Try to keep the heading on one line only as a condensed version of the opening paragraph.

Overuse of superlatives

Avoid superlatives like ‘groundbreaking’, ‘applauding’ and ‘pioneering’.

Most press releases with headlines containing the word ‘groundbreaking’ are anything but. And how can an organisation ‘applaud’ something?

Two-line paragraphs: Try to keep each paragraph on two lines only, if possible, especially the first.

(NB: This rule regularly gets broken especially if the client’s name, report title or product is lengthy. But it’s a great exercise in achieving brevity.)

Aim for one side only: Try and keep the bulk of your press release on one page with the notes to editor and background information at the top of page 2. (This is often not possible especially if there’s more than one organisation that needs to be included in the press release.)

A hefty medical or legal journal is unlikely to be bothered by a press release spanning two, three or even four pages. But if it’s a newsroom you’re targeting, it’s best to remember how journalists are notoriously busy.

Freelance copywriter UK - no slacking

Unless your story is dynamite they’ll not read past the first two or three paragraphs.

Press release skeleton – after structuring your brain dump around the inverted news pyramid, writing short sentences in easy language and using the ‘who, what, where, when, why’ checklist, you should now have a good skeleton press release.

Now it’s time to edit, amend and formalise.

Inserting quotes is a good way of creating flow. 

One is ideal. Two are ok but any more, when the message is effectively the same, is tedious.

If the press release is about a new report or study, you’d quote the author and perhaps an expert.

If it’s about a scheme or product, you’d quote the chief executive or another senior person.
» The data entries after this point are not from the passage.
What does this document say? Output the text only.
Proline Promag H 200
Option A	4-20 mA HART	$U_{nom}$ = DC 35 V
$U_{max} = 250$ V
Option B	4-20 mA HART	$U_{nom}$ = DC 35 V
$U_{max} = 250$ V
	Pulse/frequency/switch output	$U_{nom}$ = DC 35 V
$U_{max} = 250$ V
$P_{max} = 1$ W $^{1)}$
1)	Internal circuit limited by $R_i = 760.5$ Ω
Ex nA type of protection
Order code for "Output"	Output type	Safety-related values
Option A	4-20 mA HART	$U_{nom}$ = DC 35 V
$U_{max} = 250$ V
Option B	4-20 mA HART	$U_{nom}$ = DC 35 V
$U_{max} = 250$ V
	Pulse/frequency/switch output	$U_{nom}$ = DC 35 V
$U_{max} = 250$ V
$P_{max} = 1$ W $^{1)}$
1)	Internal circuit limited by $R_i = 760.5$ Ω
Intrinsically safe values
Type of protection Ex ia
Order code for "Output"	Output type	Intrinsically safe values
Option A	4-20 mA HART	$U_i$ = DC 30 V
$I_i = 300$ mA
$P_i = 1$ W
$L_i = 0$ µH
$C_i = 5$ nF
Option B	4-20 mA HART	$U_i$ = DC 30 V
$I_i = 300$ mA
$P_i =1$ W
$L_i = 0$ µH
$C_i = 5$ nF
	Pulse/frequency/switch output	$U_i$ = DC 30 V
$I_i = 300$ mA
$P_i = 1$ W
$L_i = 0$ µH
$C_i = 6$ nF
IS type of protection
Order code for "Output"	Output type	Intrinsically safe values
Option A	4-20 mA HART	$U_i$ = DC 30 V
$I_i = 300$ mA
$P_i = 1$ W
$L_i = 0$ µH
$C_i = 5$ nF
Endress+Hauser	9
Try to remember the ‘write as you speak’ rule when drafting quotations.

Professional writers never forget their audience

It’s also time to consider your target audience.

If you’re writing for a consumer magazine and are confident the journalists will understand the technical terms you stripped out at the start, you can reinsert them if you think they add substance.

This applies to all forms of publicity writing. Is your audience a youth market, the over-50s or people with specialist knowledge?

Whoever you’re targeting, you can’t go wrong if you stick to plain English as most freelance copywriters and journalists do.